Inside are six tables, each with plastic blue and white gingham tablecloths and wooden chairs. It can’t fit more than 20 people, which is why you sometimes end up sharing tables with moustached men from the market. Window frames and support poles are licked with pale green paint. Large wine barrels are stacked against the far wall and there’s a marble workbench with an inbuilt tap that looks older than the building. There’s no menu. No pleasantries. It’s perfect.

Someone fastens butchers paper to our table. He tells my Greek-speaking friend what’s on the menu – it’s more a courtesy rather than an inquiry into what we want. He does ask if we’d like wine. No brainer. He walks over to a tapped barrel and fills a red aluminium jug with cloudy retsina (white wine made with pine, a figurative and literal hangover from a couple of thousands of years ago when the ancient Greeks used it as a preservative), places it in a plastic bucket of ice and plonks it on the table along with some water glasses.

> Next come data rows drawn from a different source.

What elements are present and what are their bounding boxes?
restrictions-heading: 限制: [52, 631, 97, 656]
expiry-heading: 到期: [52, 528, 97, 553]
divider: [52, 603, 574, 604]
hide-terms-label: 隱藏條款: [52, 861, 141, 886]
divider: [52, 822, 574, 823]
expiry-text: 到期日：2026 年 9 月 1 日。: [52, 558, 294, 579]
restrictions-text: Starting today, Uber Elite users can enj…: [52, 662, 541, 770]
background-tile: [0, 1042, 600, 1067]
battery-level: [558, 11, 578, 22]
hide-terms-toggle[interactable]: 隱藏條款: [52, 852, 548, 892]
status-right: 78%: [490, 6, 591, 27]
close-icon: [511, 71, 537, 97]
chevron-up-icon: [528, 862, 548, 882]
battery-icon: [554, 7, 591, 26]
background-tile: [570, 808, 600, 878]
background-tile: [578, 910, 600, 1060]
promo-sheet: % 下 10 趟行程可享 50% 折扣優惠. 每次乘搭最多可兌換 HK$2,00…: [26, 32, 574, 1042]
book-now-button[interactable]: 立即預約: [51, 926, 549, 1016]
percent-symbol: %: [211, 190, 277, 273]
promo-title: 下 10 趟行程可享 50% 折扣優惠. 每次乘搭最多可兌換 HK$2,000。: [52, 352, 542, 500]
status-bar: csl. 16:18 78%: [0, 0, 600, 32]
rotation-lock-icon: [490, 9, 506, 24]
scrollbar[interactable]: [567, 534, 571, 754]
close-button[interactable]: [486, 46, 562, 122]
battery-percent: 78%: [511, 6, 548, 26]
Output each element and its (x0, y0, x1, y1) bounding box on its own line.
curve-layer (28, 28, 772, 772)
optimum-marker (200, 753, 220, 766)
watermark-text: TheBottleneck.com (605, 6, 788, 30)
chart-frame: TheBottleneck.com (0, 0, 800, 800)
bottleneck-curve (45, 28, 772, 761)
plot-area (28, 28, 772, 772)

He serves bread straight onto the butcher’s paper and brings plates of warm chickpeas drowning in oil, lamb and vegetable stew, a plate of cheese in olive oil and horiatiki salad of soft tomato quarters, black olives, onion, cucumber, shredded lettuce and hot green pepperoncini peppers. It’s all market ingredients, lots of oil, plenty of salt and patience over a hot stove. Everything is remarkably simple, and simply remarkable.

It comes to €10 per head, which seems about right given other tourists report paying €22 for two. Online you might read reviews of poor service, high prices and a small menu – but these reviews miss the point. The business ethos here has never been to romanticise hospitality, but to make sure the working class doesn’t leave hungry – or sober. The two men running the taverna aren’t here to serve you; they’re here to feed you. Word got out and travellers came in, romanticising an authenticity that’s increasingly hard to find. Then when the style of service was unfamiliar, they didn’t like it.

At Diporto the service is brusque, not a word of English is spoken and the dishes won’t change until one of the animals on it become becomes extinct. The food is fresh, there’s no bullshit and you know exactly what you’re getting. And that’s why I love it.